Нередко меня сопровождает четырехлетний мальчик из соседнего дома. Его мать – военная вдова, тридцати лет, черноволосая, как цыганка. После недельного знакомства она ложится со мной в свежую весеннюю траву, под кустами ивы, у реки, поспешно срывает с моего тела одежду, бросается на меня и учит тому, для чего создан молодой человек. И теперь мы постоянно до изнеможения дрейфуем среди прибрежных кустов. Черноволосая живет со своей матерью. В доме у нас этого не происходит, иначе что подумают люди? Она на десять лет старше меня. Кстати, ее погибшему мужу было всего сорок четыре.
* * *На пороге наши три кошки: Мулле, Билли, Пуше. Они попрошайничают так, будто молоко доили только лишь для них. Ах, эти элегантные подхалимы! Этим неутомимым, преданным дому охотникам на мышей я ставлю на ступеньку миску с едой и с удовольствием наблюдаю, как они чавкают. Кошка исторически привязана к человеку. Рассказы и истории, басни и стихи об этом животном бесчисленны.

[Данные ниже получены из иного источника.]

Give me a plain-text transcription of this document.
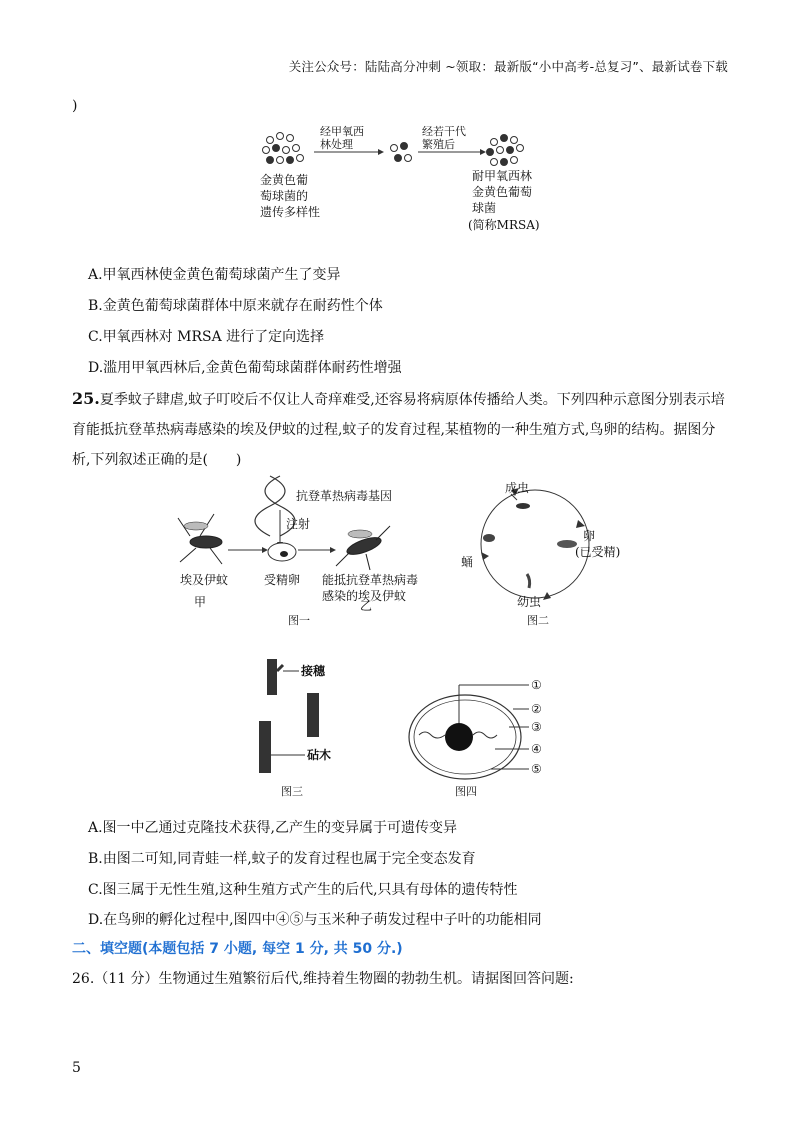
关注公众号：陆陆高分冲刺 ~领取：最新版“小中高考-总复习”、最新试卷下载
)
经甲氧西
林处理
经若干代
繁殖后
金黄色葡
萄球菌的
遗传多样性
耐甲氧西林
金黄色葡萄
球菌
(简称MRSA)
A.甲氧西林使金黄色葡萄球菌产生了变异
B.金黄色葡萄球菌群体中原来就存在耐药性个体
C.甲氧西林对 MRSA 进行了定向选择
D.滥用甲氧西林后,金黄色葡萄球菌群体耐药性增强
25.夏季蚊子肆虐,蚊子叮咬后不仅让人奇痒难受,还容易将病原体传播给人类。下列四种示意图分别表示培育能抵抗登革热病毒感染的埃及伊蚊的过程,蚊子的发育过程,某植物的一种生殖方式,鸟卵的结构。据图分析,下列叙述正确的是(　　)
抗登革热病毒基因
注射
埃及伊蚊	受精卵 能抵抗登革热病毒
感染的埃及伊蚊
甲	乙
图一
成虫
卵
(已受精)
蛹
幼虫
图二
接穗
砧木
图三
①
②
③
④
⑤
图四
A.图一中乙通过克隆技术获得,乙产生的变异属于可遗传变异
B.由图二可知,同青蛙一样,蚊子的发育过程也属于完全变态发育
C.图三属于无性生殖,这种生殖方式产生的后代,只具有母体的遗传特性
D.在鸟卵的孵化过程中,图四中④⑤与玉米种子萌发过程中子叶的功能相同
二、填空题(本题包括 7 小题, 每空 1 分, 共 50 分.)
26.（11 分）生物通过生殖繁衍后代,维持着生物圈的勃勃生机。请据图回答问题:
5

Как много между человеком и кошкой дружбы: у Мухаммеда была одна любимая кошка; германская богиня любви Фрейя держала двух этих проворных существ перед своей колесницей, когда покидала священное место Вальхаллы.
Каково уважение к кошке: у египтян она была канонизирована, тот, кто убил кошку, должен был расплатиться своей жизнью. Я не мог себе представить жизнь в этом доме без кошки.
ВОСПОМИНАНИЯ
Бетономешалка клокочет, скрежещет, булькает. Некоторое время маленькая серая кошка бежит против направления вращения, неизменно вдоль внутреннего края чрева миксера. Торопится, как золотистый хомячок в зубчатом барабане. Вскоре ее ноги становятся тяжелыми. Холодная цементная каша бьет по голове и спине. И вот, обессиленная кошка останавливается в крутящейся, жужжащей бочке. Снова и снова уносит ее грохочущее бетонное месиво. Она смотрит расширенными от ужаса глазами, смотрит в лицо человека, который схватил ее за шею, посадил на руку, несколько раз нежно погладил, а затем – бац – швырнул в открытую пасть непрерывно вращающейся бочки миксера. В самый центр глубокой массы из воды, гравия и цемента. Измученная и безвольная, она, маленькая серая кошка, брошена на произвол судьбы. Катят, крутят, толкают. Еще раз она смотрит в загорелое лицо человека, в его ярко-голубые глаза и белоснежные зубы. Он дерзко сдвигает кепку на затылок и хрипло смеется.
Октябрь
Встань с постели после полуночи, исполни давнее желание пройтись в полнолуние через овраг до деревни и обратно. Как много голосов у ночи: кричит неясыть, тявкает самец косули, звенят крылья диких уток, лают собаки. Гул далекого поезда. Летная погода. В ночном небе реактивный самолет прорывает звуковой барьер. Вскоре после этого вокруг Луны, словно гирлянда, обвивается конденсационный след. Кто может сидеть в этом летательном аппарате? Счастливчик? Несчастный? Летчик, как и я, работает в одиночку. Хоть и есть связь с наземной станцией, но подчинение машины – его задача. Я восхищаюсь мужчинами, которые покоряют такую технику. Мое глубокое уважение пилотам, которые, учитывая безграничность неба, дисциплинированно и сдержанно выполняют приказы Центра управления полетами.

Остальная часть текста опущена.